It all started with a text message about waffles.
“Hey man, my mom and dad want to know if your family will come over and eat waffles with us on Saturday night.”
I, being a man and being in charge of these kinds of decisions, did the thing I always do in such situations: I asked my wife if we could go. She said yes, and we planned it out, waffles Saturday night with friends.
Knowing the Duke game was on Saturday, and knowing it was Maryland, who I hate almost as much as UNC because their fans are the absolute worst, I also knew I’d be playing the part of the rude guest in asking to enjoy the second half of the game with my waffles.
As it turns out, it wasn’t a big deal, and I cozied up on their couch with what are easily the best waffles in at least 36 states, and I watched Duke blow a pretty substantial lead, which isn’t something that surprised me.
As a quick aside, I’d like to talk about this possession arrow thing. I honestly feel bad for Maryland on that one, but listen, it’s not the first time officials have screwed up in a game and it won’t be the last. So let’s pump the brakes with all this “Duke gets all the calls” horsecrap and put the past behind us. Love you guys.
Back to the game and the waffles. I don’t know about you folks, but watching a Duke game in another person’s house doesn’t exactly tone down my enthusiasm and cheering for, what I think anyway, is the best team in the history of time. I will continue to yell, scream, and passionately curse at the television whether I’m home alone or in the presence of the Pope.

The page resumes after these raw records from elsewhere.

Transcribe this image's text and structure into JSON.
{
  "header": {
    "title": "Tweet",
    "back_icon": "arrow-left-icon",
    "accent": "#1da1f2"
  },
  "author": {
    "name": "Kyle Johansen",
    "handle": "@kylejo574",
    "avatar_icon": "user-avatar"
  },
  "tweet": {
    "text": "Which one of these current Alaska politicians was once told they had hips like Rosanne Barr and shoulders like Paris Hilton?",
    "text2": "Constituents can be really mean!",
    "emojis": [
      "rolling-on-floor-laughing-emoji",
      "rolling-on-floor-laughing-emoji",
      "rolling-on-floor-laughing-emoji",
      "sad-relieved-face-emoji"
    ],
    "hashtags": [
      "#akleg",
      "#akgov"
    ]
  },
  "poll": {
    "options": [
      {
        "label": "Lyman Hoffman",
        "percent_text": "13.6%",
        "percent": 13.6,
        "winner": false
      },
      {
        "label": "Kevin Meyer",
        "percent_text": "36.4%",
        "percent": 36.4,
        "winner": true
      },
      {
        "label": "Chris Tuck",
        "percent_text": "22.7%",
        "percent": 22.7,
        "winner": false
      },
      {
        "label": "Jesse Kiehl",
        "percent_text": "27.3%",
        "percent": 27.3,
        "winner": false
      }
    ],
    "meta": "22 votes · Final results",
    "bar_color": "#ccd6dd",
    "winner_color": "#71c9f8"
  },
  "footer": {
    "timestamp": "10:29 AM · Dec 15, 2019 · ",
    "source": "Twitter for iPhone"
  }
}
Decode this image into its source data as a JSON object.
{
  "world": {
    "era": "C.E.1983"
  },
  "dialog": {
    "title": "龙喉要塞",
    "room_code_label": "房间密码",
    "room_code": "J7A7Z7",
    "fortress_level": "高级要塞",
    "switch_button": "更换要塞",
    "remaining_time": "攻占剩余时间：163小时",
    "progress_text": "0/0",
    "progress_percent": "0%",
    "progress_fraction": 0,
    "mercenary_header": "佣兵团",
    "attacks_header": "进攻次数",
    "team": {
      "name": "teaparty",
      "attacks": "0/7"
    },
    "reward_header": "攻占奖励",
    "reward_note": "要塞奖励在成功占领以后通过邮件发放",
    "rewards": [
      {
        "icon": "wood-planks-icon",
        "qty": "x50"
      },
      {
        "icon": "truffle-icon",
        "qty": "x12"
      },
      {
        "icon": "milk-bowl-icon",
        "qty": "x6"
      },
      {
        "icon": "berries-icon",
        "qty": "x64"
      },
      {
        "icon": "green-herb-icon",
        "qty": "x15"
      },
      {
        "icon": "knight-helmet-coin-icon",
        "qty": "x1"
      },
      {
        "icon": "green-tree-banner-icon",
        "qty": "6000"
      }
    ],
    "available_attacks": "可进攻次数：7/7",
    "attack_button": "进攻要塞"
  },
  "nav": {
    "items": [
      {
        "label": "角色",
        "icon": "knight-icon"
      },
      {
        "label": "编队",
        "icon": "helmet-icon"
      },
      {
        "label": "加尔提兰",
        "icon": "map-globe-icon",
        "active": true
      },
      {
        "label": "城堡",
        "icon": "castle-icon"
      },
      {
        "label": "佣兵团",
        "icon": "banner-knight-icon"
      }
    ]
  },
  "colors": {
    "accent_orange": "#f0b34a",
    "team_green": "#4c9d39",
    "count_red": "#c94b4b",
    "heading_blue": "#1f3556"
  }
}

I quickly noticed a problem, and I’m not just talking about our sudden inability to make three-point shots.
IT’S DUKE SO I HAVE TO SAY LIVE BY THE THREE DIE BY THE THREE OR MY COMMENTARY DOESN’T COUNT BABY.
Anyway, I noticed that every once in a while, the satellite service would cut out for about five or six seconds then kick back on. It happened a few times and no one said anything, so I chalked it up to a common occurrence and decided to keep quiet about in accordance to my duty as a guest.
Then of course, if you watched the game, you know what happened. Maryland tied it up, then took the lead, then Duke got the lead back, and it basically got real tense for the last four or five minutes of the half.
Here’s where I have to tell you that the person who had invited us over is a mortician. It’s not a weird thing at all, he’s the nicest and most hospitable guy in the whole world, and the whole family is amazing. But you have to read that to understand my hilarious joke.
After the satellite went wonky for the tenth time or so, I finally said, “Hey, if this comes down to a close game with no time on the clock and this thing goes out like this and I die of a heart attack, you have to handle my body cause I’m in your house.”
Everyone laughed politely even if it’s not the sort of thing you’re supposed to say at nice waffle parties.
The television was fine until the last play. You guys know the one because you watched the game. The one where the shot hung on the rim for a solid two minutes before rolling off the rim. The shot that made ‘ol Turgeon hop around like a rabbit. The shot that decided what could possibly be the final chapter in Duke/Maryland history.
Here’s what I saw.
I legit died guys. I fell in the floor, rolled around, and I died. I saw Jesus and heaven and a continuous loop of The Shot and Austin Rivers hitting that one on Zeller and I’m almost positive God was wearing a Duke shirt. I died.
I came back just in time to see the TV come back on and Jefferson get fouled. I noticed the score hadn’t changed and that brought me all the way back and I let out a yell that I’m almost positive gave their poor English bulldog a heart attack, then I proceeded to dance around their living room in a way that was entirely indecent.
And this is why you should always perform an equipment check before you watch a Duke game at a friend’s house.